Lighting and Displays
UCSB’s approach to LEDs utilizing nitride semiconductors, yields a uniquely broad spectrum of light.
Illumination and information displays account for 22% of our domestic energy consumption. Incandescent lighting is only 4% efficient, at best, in converting electricity to light. Fluorescent lighting is better, but still only 25% energy-efficient. Light-emitting diodes (LEDs) already top 50% efficiency, and have the potential to reach 80%.
At UC Santa Barbara we’ve developed a 150 lumen/watt LED white light source—that’s the efficacy level considered the threshold for commercialization. When we scale it up to provide as much light as a 60W incandescent bulb, and then commercialize it and see it replace incandescent bulbs, in the United States alone we could realize $115 billion cumulative savings by 2025. We would also eliminate the need for 133 new power stations, save 258 million metric tons of carbon, and save 273 trillion watt-hours per year in energy.

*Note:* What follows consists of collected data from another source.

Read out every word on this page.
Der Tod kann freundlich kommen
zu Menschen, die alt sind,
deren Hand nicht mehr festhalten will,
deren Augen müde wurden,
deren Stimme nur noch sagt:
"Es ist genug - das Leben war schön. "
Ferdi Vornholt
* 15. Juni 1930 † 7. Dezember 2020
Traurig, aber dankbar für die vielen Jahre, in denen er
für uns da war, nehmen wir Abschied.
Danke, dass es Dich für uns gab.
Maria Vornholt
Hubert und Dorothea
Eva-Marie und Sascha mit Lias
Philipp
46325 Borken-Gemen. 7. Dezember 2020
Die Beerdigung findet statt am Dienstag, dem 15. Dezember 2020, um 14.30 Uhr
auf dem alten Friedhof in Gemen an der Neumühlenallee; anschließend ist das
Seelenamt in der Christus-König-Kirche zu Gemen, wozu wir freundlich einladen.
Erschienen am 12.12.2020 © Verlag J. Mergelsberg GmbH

That’s just one example of how our world-leading research in lighting and displays will impact domestic and global energy consumption and economics. Our global leadership in this area is widely recognized, and is reflected in the award of the 2006 Millennium Technology Prize to Prof. Shuji Nakamura, co-director of our Solid State Lighting and Energy Center, for his invention of revolutionary new light sources: blue, green, and white LEDs and the blue laser diode. The center is continuing to develop new LED technologies and to work with companies to commercialize them. Under the aegis of our Institute for Energy Efficiency, and with the research synergies made possible by the institute, the impact of the lighting and displays research at UCSB will be realized far sooner than it could be otherwise.